Montù Beccaria (Pavia), 26 aprile 2023 – Riaprire le indagini sulla morte di Fabio Rapalli: lo chiede Claudio Ghini, che prima come sottufficiale dei carabinieri della Compagnia di Stradella, poi come investigatore privato incaricato dalla famiglia, ha cercato la verità sulla fine del giovane di Montù Beccaria, nell’Oltrepò Pavese. Una morte su cui incombe l’ombra del satanismo. Ghini (oggi titolare di un’agenzia a Stradella) ha inviato alla Procura di Massa Carrara, competente sul territorio dove venne ritrovato il corpo senza vita di Rapalli, una relazione di una trentina di pagine con la sintesi di quindici anni di ricerche e una indicazione: fare attenzione al processo alla Setta delle bestie, in corso davanti alla Corte d’Assise di Novara.

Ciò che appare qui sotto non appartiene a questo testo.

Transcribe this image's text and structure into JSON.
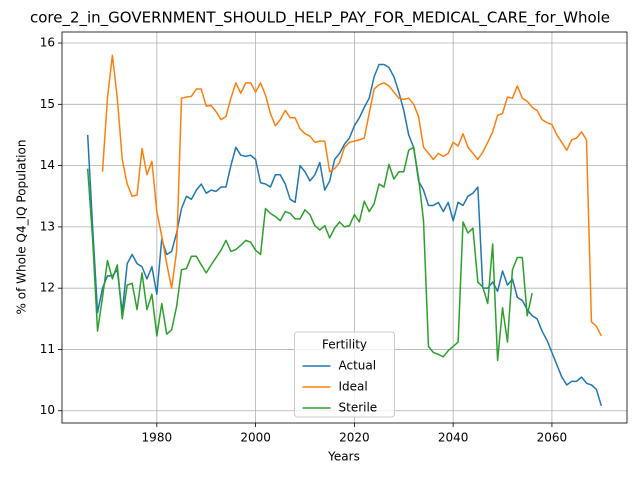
{
  "chart_data": {
    "type": "line",
    "title": "core_2_in_GOVERNMENT_SHOULD_HELP_PAY_FOR_MEDICAL_CARE_for_Whole",
    "xlabel": "Years",
    "ylabel": "% of Whole Q4_IQ Population",
    "legend_title": "Fertility",
    "legend": "lower center",
    "grid": true,
    "xlim": [
      1960.8,
      2075.2
    ],
    "ylim": [
      9.8,
      16.18
    ],
    "xticks": [
      1980,
      2000,
      2020,
      2040,
      2060
    ],
    "yticks": [
      10,
      11,
      12,
      13,
      14,
      15,
      16
    ],
    "x": [
      1966,
      1967,
      1968,
      1969,
      1970,
      1971,
      1972,
      1973,
      1974,
      1975,
      1976,
      1977,
      1978,
      1979,
      1980,
      1981,
      1982,
      1983,
      1984,
      1985,
      1986,
      1987,
      1988,
      1989,
      1990,
      1991,
      1992,
      1993,
      1994,
      1995,
      1996,
      1997,
      1998,
      1999,
      2000,
      2001,
      2002,
      2003,
      2004,
      2005,
      2006,
      2007,
      2008,
      2009,
      2010,
      2011,
      2012,
      2013,
      2014,
      2015,
      2016,
      2017,
      2018,
      2019,
      2020,
      2021,
      2022,
      2023,
      2024,
      2025,
      2026,
      2027,
      2028,
      2029,
      2030,
      2031,
      2032,
      2033,
      2034,
      2035,
      2036,
      2037,
      2038,
      2039,
      2040,
      2041,
      2042,
      2043,
      2044,
      2045,
      2046,
      2047,
      2048,
      2049,
      2050,
      2051,
      2052,
      2053,
      2054,
      2055,
      2056,
      2057,
      2058,
      2059,
      2060,
      2061,
      2062,
      2063,
      2064,
      2065,
      2066,
      2067,
      2068,
      2069,
      2070
    ],
    "series": [
      {
        "name": "Actual",
        "color": "#1f77b4",
        "values": [
          14.5,
          13.0,
          11.6,
          12.0,
          12.2,
          12.2,
          12.3,
          11.6,
          12.4,
          12.55,
          12.4,
          12.35,
          12.15,
          12.35,
          11.9,
          12.8,
          12.55,
          12.6,
          12.9,
          13.3,
          13.5,
          13.45,
          13.6,
          13.7,
          13.55,
          13.6,
          13.58,
          13.65,
          13.65,
          14.0,
          14.3,
          14.17,
          14.15,
          14.17,
          14.1,
          13.72,
          13.7,
          13.65,
          13.85,
          13.85,
          13.7,
          13.45,
          13.4,
          14.0,
          13.9,
          13.75,
          13.85,
          14.05,
          13.6,
          13.75,
          14.1,
          14.2,
          14.35,
          14.45,
          14.65,
          14.78,
          14.95,
          15.1,
          15.45,
          15.65,
          15.65,
          15.6,
          15.45,
          15.2,
          14.9,
          14.5,
          14.3,
          13.75,
          13.6,
          13.35,
          13.35,
          13.4,
          13.25,
          13.4,
          13.1,
          13.4,
          13.35,
          13.5,
          13.55,
          13.65,
          12.0,
          12.0,
          12.1,
          11.95,
          12.28,
          12.05,
          12.15,
          11.85,
          11.8,
          11.65,
          11.55,
          11.5,
          11.3,
          11.15,
          10.95,
          10.75,
          10.55,
          10.42,
          10.48,
          10.48,
          10.55,
          10.45,
          10.42,
          10.35,
          10.08
        ]
      },
      {
        "name": "Ideal",
        "color": "#ff7f0e",
        "values": [
          null,
          null,
          null,
          13.9,
          15.1,
          15.8,
          15.1,
          14.1,
          13.7,
          13.5,
          13.52,
          14.28,
          13.85,
          14.07,
          13.25,
          12.85,
          12.4,
          12.0,
          12.6,
          15.1,
          15.12,
          15.13,
          15.25,
          15.25,
          14.97,
          14.98,
          14.88,
          14.75,
          14.8,
          15.1,
          15.35,
          15.18,
          15.35,
          15.35,
          15.2,
          15.35,
          15.15,
          14.85,
          14.65,
          14.75,
          14.9,
          14.78,
          14.78,
          14.6,
          14.52,
          14.48,
          14.38,
          14.4,
          14.4,
          13.9,
          13.95,
          14.05,
          14.3,
          14.38,
          14.4,
          14.42,
          14.45,
          14.85,
          15.25,
          15.32,
          15.35,
          15.3,
          15.2,
          15.1,
          15.08,
          15.1,
          15.0,
          14.8,
          14.3,
          14.2,
          14.1,
          14.2,
          14.15,
          14.2,
          14.38,
          14.32,
          14.52,
          14.3,
          14.2,
          14.1,
          14.22,
          14.38,
          14.55,
          14.82,
          14.85,
          15.12,
          15.1,
          15.3,
          15.1,
          15.05,
          14.95,
          14.9,
          14.75,
          14.7,
          14.67,
          14.5,
          14.38,
          14.25,
          14.42,
          14.45,
          14.55,
          14.42,
          11.45,
          11.38,
          11.22
        ]
      },
      {
        "name": "Sterile",
        "color": "#2ca02c",
        "values": [
          13.95,
          12.8,
          11.3,
          11.85,
          12.45,
          12.15,
          12.38,
          11.5,
          12.05,
          12.08,
          11.65,
          12.25,
          11.65,
          11.9,
          11.22,
          11.75,
          11.25,
          11.32,
          11.7,
          12.3,
          12.32,
          12.52,
          12.52,
          12.38,
          12.25,
          12.38,
          12.5,
          12.62,
          12.78,
          12.6,
          12.63,
          12.7,
          12.78,
          12.75,
          12.62,
          12.55,
          13.3,
          13.22,
          13.17,
          13.1,
          13.25,
          13.22,
          13.13,
          13.13,
          13.28,
          13.2,
          13.02,
          12.95,
          13.02,
          12.82,
          12.98,
          13.08,
          13.0,
          13.02,
          13.2,
          13.08,
          13.42,
          13.25,
          13.38,
          13.7,
          13.65,
          14.02,
          13.78,
          13.9,
          13.9,
          14.25,
          14.3,
          13.8,
          13.1,
          11.05,
          10.95,
          10.92,
          10.88,
          10.98,
          11.05,
          11.12,
          13.08,
          12.9,
          12.98,
          12.1,
          12.02,
          11.75,
          12.72,
          10.82,
          11.68,
          11.12,
          12.3,
          12.5,
          12.5,
          11.55,
          11.92,
          null,
          null,
          null,
          null,
          null,
          null,
          null,
          null,
          null,
          null,
          null,
          null,
          null,
          null
        ]
      }
    ]
  }
}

«Non intendo – dice Ghini – formulare accuse, ma solo proporre un’ipotesi investigativa. L’attività della Sette delle bestie si è svolta fra il 1990 e il 2020, quindi, in teoria, potrebbe comprendere il periodo in cui si è consumato il dramma di Fabio Rapalli. La setta aveva a disposizione un immobile anche a Costa Montefedele, la frazione di Montù Beccaria dove Fabio viveva con la famiglia. Fabio è sepolto nel piccolo cimitero di Costa Montefedele e non in quello del capoluogo, una circostanza di cui poteva essere a conoscenza solo qualcuno che abitava nella zona o che la frequentava. Il 7 giugno del 1997 sulla lapide provvisoria della tomba di Fabio vennero tracciate con una sostanza traslucida una forca a tre punte e la scritta "siamo noi". La speranza è che dall’esame dei circa cento testimoni citati a Novara possa uscire qualcosa che ci avvicini alla verità". Nel 1996 Fabio Rapalli ha 31 anni. È schivo, solitario. Il 16 maggio, contrariamente alla sua abitudine di non allontanarsi, parte alla guida della sua motocicletta Aprilia Pegaso.
Ricompare, stravolto, nella tarda serata. Racconta di essere stato a Genova. Al ritorno, stranamente, è passato per la Cisa. Sparisce tre giorni dopo. Il 7 settembre due cacciatori scoprono il cadavere mummificato in un dirupo lungo il passo della Cisa, nella località Montelungo, comune di Pontremoli. La testa staccata dal tronco. Dal ramo di un albero penzola una corda con un nodo scorsoio. Ai piedi dell’albero una candela e un coltello da cucina conficcati nel terreno, due accendini usa e getta, il porta patente vuoto. Stranezze, misteri. Fabio non era capace neppure di allacciarsi le scarpe.
La candela è perfettamente bianca, come se fosse stata collocata da poco. Le parti metalliche degli accendini non sono intaccate dalla ruggine, che ha risparmiato anche la moto e il casco, ritrovati soltanto il 2 novembre. Il Diavolo occhieggia nella tragedia. Un mese prima di smaterializzarsi, Fabio ha posto una domanda a bruciapelo a don Luciano Chiesa, parroco di Costa Montefedele: "Il Diavolo esiste?".
Candele e accendini (il ragazzo non fumava) suggeriscono l’idea di un rituale. Da un libro nella camera di Fabio escono un foglio con il disegno di una croce rovesciata e altri fogli con frasi che si riferiscono a Satana.
La Procura di Massa Carrara apre e archivia due fascicoli, uno per suicidio, il secondo per omicidio volontario. Un altro dramma fa da interfaccia. La mattina del 25 novembre 1998, nella stessa località Montelungo di Pontremoli, viene rinvenuto il corpo di Roberto Bossi, trentunenne come Rapalli, autotrasportatore di Castel San Giovanni (Piacenza). È nella Volvo del padre, morto dopo avere ingerito soda caustica.